Il en va de la liste noire des paradis fiscaux adoptée par l’UE le 5 décembre comme de la procession dansante d’Echternach. Mais à l’envers.
Les pèlerins qui dansent les mardis de la Pentecôte sur les pavés de la cité abbatiale luxembourgeoise avancent de trois pas avant de reculer de deux. Ça n’avance pas bien vite, mais ça avance. Sur la fiscalité, l’UE avance pour mieux reculer.
Mardi, elle a retiré de sa liste noire huit des dix-sept pays qui y figuraient en raison des largesses fiscales qu’ils accordent aux entreprises, riches particuliers et autres bandits de grands chemins qui y planquent leur butin.
S’il était légitime de s’interroger sur la présence sur cette liste de la Tunisie, l’on s’explique mal la magnanimité des Européens pour Panama. Peut-être s’agissait-il de réparer une injustice, Panama étant quasiment le seul épinglé parmi les pays dont la révélation des pratiques fiscales toxiques a provoqué des scandales d’ampleur mondiale ces dernières années.
Bahamas, Bermudes, Caïmans ou Suisse n’y figuraient pas.
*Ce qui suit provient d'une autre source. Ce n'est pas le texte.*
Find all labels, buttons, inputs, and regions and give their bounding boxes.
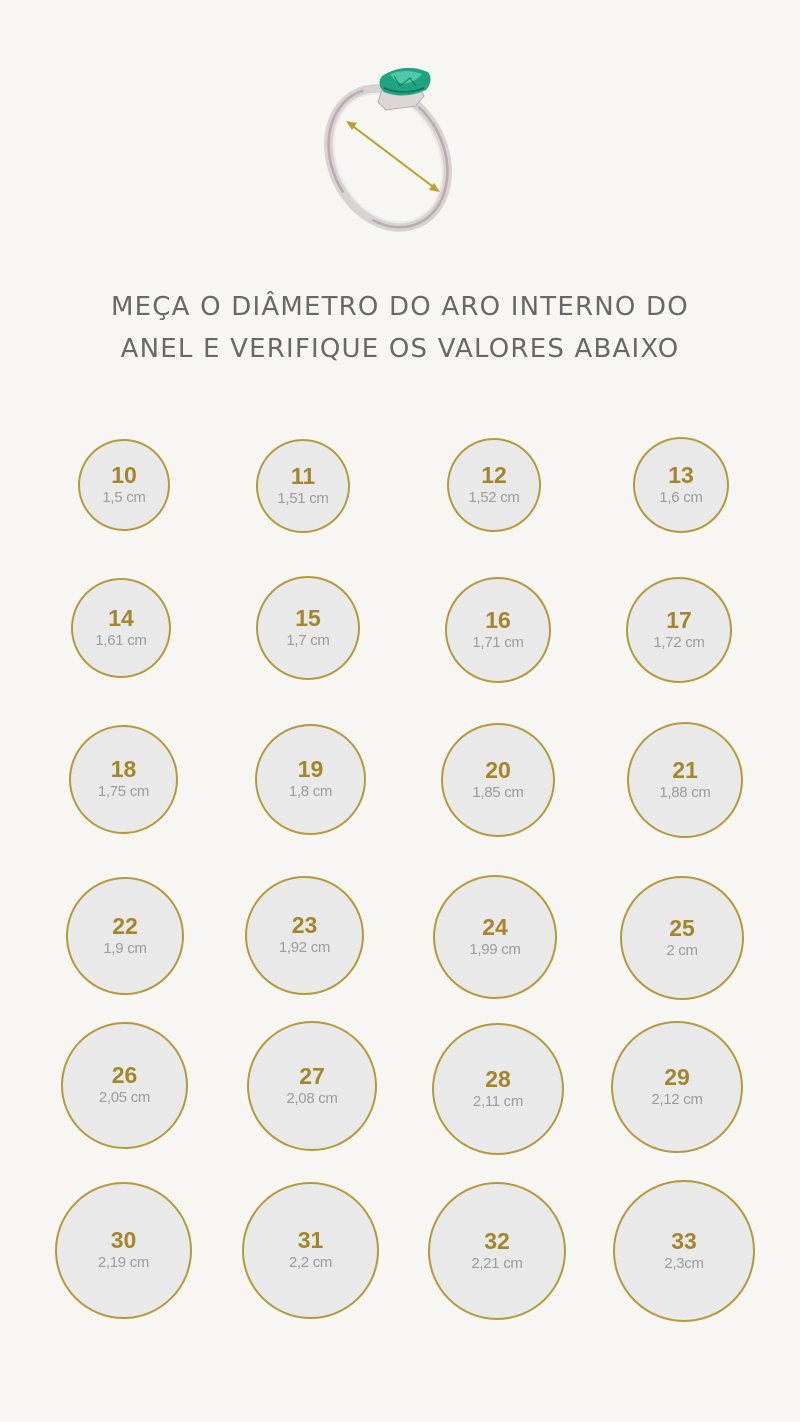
size-circle-27 xyxy=(247,1021,377,1151)
size-number: 30 xyxy=(110,1227,137,1253)
size-number: 12 xyxy=(481,461,507,488)
size-diameter: 1,61 cm xyxy=(95,631,147,649)
size-diameter: 1,75 cm xyxy=(97,783,150,800)
size-diameter: 1,9 cm xyxy=(103,939,147,957)
size-number: 23 xyxy=(291,912,318,938)
size-number: 18 xyxy=(110,756,137,782)
size-diameter: 1,71 cm xyxy=(472,633,524,651)
size-circle-15 xyxy=(256,576,360,680)
size-diameter: 1,85 cm xyxy=(472,783,524,801)
size-circle-22 xyxy=(66,877,184,995)
size-number: 31 xyxy=(297,1227,324,1253)
size-circle-11 xyxy=(256,439,350,533)
size-circle-32 xyxy=(428,1182,566,1320)
size-number: 33 xyxy=(671,1227,697,1254)
size-circle-10 xyxy=(78,439,170,531)
size-diameter: 1,7 cm xyxy=(286,631,330,649)
size-number: 16 xyxy=(485,606,511,633)
size-number: 11 xyxy=(290,462,316,489)
size-circle-14 xyxy=(71,578,171,678)
size-diameter: 1,51 cm xyxy=(277,489,329,507)
size-number: 13 xyxy=(668,461,694,488)
size-circle-30 xyxy=(55,1182,192,1319)
headline-line-1: MEÇA O DIÂMETRO DO ARO INTERNO DO xyxy=(111,292,689,322)
size-diameter: 2,12 cm xyxy=(651,1090,703,1108)
size-circle-29 xyxy=(611,1021,743,1153)
size-number: 14 xyxy=(108,604,134,631)
size-diameter: 2,08 cm xyxy=(286,1089,338,1107)
size-circle-18 xyxy=(69,725,178,834)
size-circle-20 xyxy=(441,723,555,837)
size-circle-25 xyxy=(620,876,744,1000)
size-number: 19 xyxy=(297,756,324,782)
size-number: 15 xyxy=(295,604,321,631)
size-number: 22 xyxy=(112,912,138,939)
headline-line-2: ANEL E VERIFIQUE OS VALORES ABAIXO xyxy=(120,334,680,364)
size-diameter: 1,99 cm xyxy=(469,940,521,958)
size-diameter: 1,92 cm xyxy=(278,939,331,956)
size-number: 29 xyxy=(664,1063,690,1090)
size-number: 21 xyxy=(672,756,698,783)
size-diameter: 1,72 cm xyxy=(653,633,705,651)
size-number: 17 xyxy=(666,606,692,633)
size-diameter: 1,5 cm xyxy=(102,488,146,506)
size-diameter: 1,52 cm xyxy=(468,488,520,506)
size-circle-16 xyxy=(445,577,551,683)
size-diameter: 2,3cm xyxy=(664,1254,704,1272)
size-diameter: 2 cm xyxy=(666,941,698,959)
size-circle-23 xyxy=(245,876,364,995)
size-diameter: 2,11 cm xyxy=(472,1092,524,1110)
size-circle-28 xyxy=(432,1023,564,1155)
size-number: 28 xyxy=(485,1065,511,1092)
size-diameter: 1,8 cm xyxy=(288,783,333,800)
size-number: 32 xyxy=(484,1227,510,1254)
size-circle-17 xyxy=(626,577,732,683)
size-diameter: 2,21 cm xyxy=(471,1254,523,1272)
size-number: 27 xyxy=(299,1062,325,1089)
size-diameter: 2,2 cm xyxy=(288,1254,333,1271)
size-number: 10 xyxy=(111,461,137,488)
size-circle-26 xyxy=(61,1022,188,1149)
size-number: 20 xyxy=(485,756,511,783)
size-diameter: 2,19 cm xyxy=(97,1254,150,1271)
size-diameter: 1,6 cm xyxy=(659,488,703,506)
size-circle-12 xyxy=(447,438,541,532)
size-number: 25 xyxy=(669,914,695,941)
size-number: 26 xyxy=(111,1062,138,1088)
size-number: 24 xyxy=(482,913,508,940)
size-diameter: 2,05 cm xyxy=(98,1089,151,1106)
size-circle-24 xyxy=(433,875,557,999)
size-circle-13 xyxy=(633,437,729,533)
size-diameter: 1,88 cm xyxy=(659,783,711,801)
size-circle-31 xyxy=(242,1182,379,1319)
size-circle-21 xyxy=(627,722,743,838)
size-circle-19 xyxy=(255,724,366,835)
size-circle-33 xyxy=(613,1180,755,1322)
Tout comme le Luxembourg, Malte, l’Irlande et les Pays-Bas, quatre États membres de l’UE ne respectant pas le critère d’équité fiscale adopté par… l’UE pour établir sa liste.
À ce rythme, l’inventaire européen connaîtra le même sort ridicule que celui de l’OCDE pour qui seul Trinidad-et-Tobago pose problème dans le monde! Mais peut-être s’agit-il simplement d’éviter ce terme de «paradis fiscal» qui fâche tant le Grand-Duché et son ministre des Finances, Pierre Gramegna, qui se réfère en permanence à l’OCDE pour s’en laver les mains.
Le commissaire européen en charge de la fiscalité, Pierre Moscovici, l’a bien compris quand il a qualifié la semaine passée le Luxembourg de «trou noir de la fiscalité» européenne. Paradis, c’est pourtant plus joli que «trou noir».
Reste à voir comment l’UE a rétréci sa liste. Il a suffi aux huit pays visés de s’engager par écrit à être plus sages à l’avenir. Facile comme un coup de baguette magique. Maintenant vous savez quoi faire si vous êtes pris pour un oubli dans votre déclaration fiscale : vous promettez à l’inspecteur des impôts de ne plus recommencer. Pour sûr, il passera l’éponge. Enfin, on peut toujours rêver.